Drugs cost too much. There is a better way to fund medical innovation

Drugs Medicine 2018 United Nations

UNICEF/Olivier Asselin In Côte d’Ivoire, a counsellor from UNICEF partner NGO Femme Active, instructs an adolescent boy, diagnosed with HIV in 2012, on how to take his antiretroviral (ARV) medication correctly.

This article is brought to you based on the strategic cooperation of The European Sting with the World Economic Forum.

Author: Rufus Pollock, Lead, iMed Project, and Founder and President of Open Knowledge

Drugs are expensive. Very expensive, and becoming ever more so, it seems. Prices for new medicines have been steadily rising for the past few decades. It costs a great deal to bring new drugs to market, the explanation goes, and without high prices, the pipeline of new medicines will run dry.

This argument is unsustainable, especially when even the world’s most developed economies and healthcare systems are struggling to afford vital medicines. To keep paying more for drugs simply cannot be the answer. Bad health affects everyone. We should be urgently seeking new mechanisms of funding medical innovation that do not compromise on access.

There is a strong moral and social obligation for exploring alternatives. Millions of people globally do not have access to the medicines they need to survive. In the US, millions of adults skip prescribed medications due to the high cost. The same is true in Canada, where the public healthcare system does not usually extend to cover prescription medicines, and in Europe, especially in poorer members of the EU.

The situation is worse in less developed countries. Many pay out of pocket for drugs, and the hefty price tags can run many times the annual average income. Two widely used drugs for treating hepatitis C cost the equivalent of one or more years’ average earnings in 12 out of 30 countries, revealed a recent study by the World Health Organization. Millions are dying because they cannot afford the medicine they need to stay alive.

When some members of society lack medicine, there are consequences beyond the individual directly affected. The increased morbidity caused by a lack of access to medication places an extraordinary strain on healthcare systems, exacerbating the drain on their resources from ever more expensive drugs. In addition, unhealthy populations are far less economically productive than healthy ones. Beyond social justice, there are clear economic reasons to find new models of funding medical innovation that do not restrict access to medicine.

The current state of affairs is making the world a more dangerous place. Healthcare systems that are strained by increased morbidity, and by a critical lack of money and medicine, are less likely to be able to contain outbreaks when they occur. Poor global health increases global instability. Failing to ensure everyone has access to necessary medication can have profound knock-on consequences and worsen existing crises.
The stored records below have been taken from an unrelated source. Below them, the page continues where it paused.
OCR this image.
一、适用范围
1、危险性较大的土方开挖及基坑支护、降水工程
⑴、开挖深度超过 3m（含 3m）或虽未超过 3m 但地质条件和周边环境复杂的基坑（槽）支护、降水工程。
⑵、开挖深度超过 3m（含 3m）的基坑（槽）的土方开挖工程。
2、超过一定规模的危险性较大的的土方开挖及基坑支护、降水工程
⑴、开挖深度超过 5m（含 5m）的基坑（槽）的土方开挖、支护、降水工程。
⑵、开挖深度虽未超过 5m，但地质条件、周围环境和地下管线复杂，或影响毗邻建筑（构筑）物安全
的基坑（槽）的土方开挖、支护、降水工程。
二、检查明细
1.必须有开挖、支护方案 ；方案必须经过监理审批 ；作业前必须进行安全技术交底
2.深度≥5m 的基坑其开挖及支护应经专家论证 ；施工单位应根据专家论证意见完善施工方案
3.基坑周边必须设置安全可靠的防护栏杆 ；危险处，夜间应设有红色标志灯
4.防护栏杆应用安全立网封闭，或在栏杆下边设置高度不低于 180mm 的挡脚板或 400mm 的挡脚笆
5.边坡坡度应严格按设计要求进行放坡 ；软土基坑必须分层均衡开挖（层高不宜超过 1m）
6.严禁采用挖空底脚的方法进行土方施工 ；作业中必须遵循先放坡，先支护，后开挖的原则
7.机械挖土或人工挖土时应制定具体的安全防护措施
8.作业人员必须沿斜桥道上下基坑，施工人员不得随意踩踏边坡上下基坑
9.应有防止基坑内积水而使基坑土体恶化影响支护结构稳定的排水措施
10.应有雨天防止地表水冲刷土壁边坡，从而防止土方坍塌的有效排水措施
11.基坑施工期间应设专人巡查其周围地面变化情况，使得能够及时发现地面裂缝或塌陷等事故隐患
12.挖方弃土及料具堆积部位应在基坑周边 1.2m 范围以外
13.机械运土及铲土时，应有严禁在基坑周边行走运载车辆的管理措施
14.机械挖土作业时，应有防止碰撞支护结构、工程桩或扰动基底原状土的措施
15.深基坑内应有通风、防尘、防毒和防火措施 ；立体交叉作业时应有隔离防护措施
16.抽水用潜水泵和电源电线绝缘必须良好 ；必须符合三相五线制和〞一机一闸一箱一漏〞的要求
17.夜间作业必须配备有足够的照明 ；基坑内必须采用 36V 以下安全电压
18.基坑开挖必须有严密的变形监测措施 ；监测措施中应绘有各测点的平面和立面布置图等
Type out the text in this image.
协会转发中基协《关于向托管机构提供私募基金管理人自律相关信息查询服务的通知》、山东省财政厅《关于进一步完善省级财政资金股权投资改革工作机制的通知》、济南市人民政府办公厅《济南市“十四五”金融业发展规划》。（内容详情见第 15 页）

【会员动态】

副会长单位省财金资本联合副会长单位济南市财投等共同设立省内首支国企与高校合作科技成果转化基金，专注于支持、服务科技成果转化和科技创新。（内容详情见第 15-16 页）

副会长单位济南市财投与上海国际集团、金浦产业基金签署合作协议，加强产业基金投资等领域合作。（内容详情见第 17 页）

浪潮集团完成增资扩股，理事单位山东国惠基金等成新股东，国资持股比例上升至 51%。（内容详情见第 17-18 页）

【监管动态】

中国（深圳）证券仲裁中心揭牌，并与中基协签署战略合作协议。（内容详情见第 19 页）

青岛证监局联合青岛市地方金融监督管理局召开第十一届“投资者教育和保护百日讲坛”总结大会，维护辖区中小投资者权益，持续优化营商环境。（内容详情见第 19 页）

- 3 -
Moreover, the high sale price of drugs skews incentives for innovation towards wealthy consumers. This means that vital medicines for certain ailments are not accessible when needed on a global scale. For instance, the Ebola virus had been known about for decades before the recent outbreak, and yet virtually no treatments were available. The whole world is unprepared and at risk.

The explanation that pharmaceutical companies offer for high drug prices is compelling. It costs a great deal of money to bring a drug to market, they argue. This is why so many reluctantly accept the current state of affairs, in which innovation justifies restricted access. Though it is true that drugs do cost a lot to bring to market, there is a remarkable lack of consensus on exactly how much.

This is compounded by a systemic lack of transparency. It is often not known how much is spent on what, and how reliant private-sector developments are on publicly funded research. Often, medicines that are developed with significant help from public funds do not reflect that support in prices, and there is no guarantee under the monopoly rights patent system that they should.

Moreover, a great deal of money that could be earmarked for research is spent on marketing instead. Indeed, in some large drug companies, expenditure on marketing outweighs that on research.

This model is unsustainable. So long as we continue to reward innovation through a single channel – buying the drug – access to new medicines will be limited. Ultimately, the problem is about how we pay for medicine. Today, we only pay by purchasing the end product. This means that the costs of manufacture (which is cheap) and innovation (which is expensive) are rolled into one. This puts access and innovation in conflict.

If we were to change how we fund medicines, there could be no conflict. Incentives for innovation and access to affordable drugs could co-exist. We can fund research and production separately. There is no excuse for not exploring the wide systemic changes needed to make that happen.

Today’s model is unsustainable, unhealthy and utterly unnecessary. We can have new medicines and wide access to them. We should be working towards this as a matter of urgency.

And we have ideas. For example, at the iMed Project we’ve been developing innovative two-part payment models for funding medicines that would maintain incentives for innovators while making treatment at cost of manufacture.”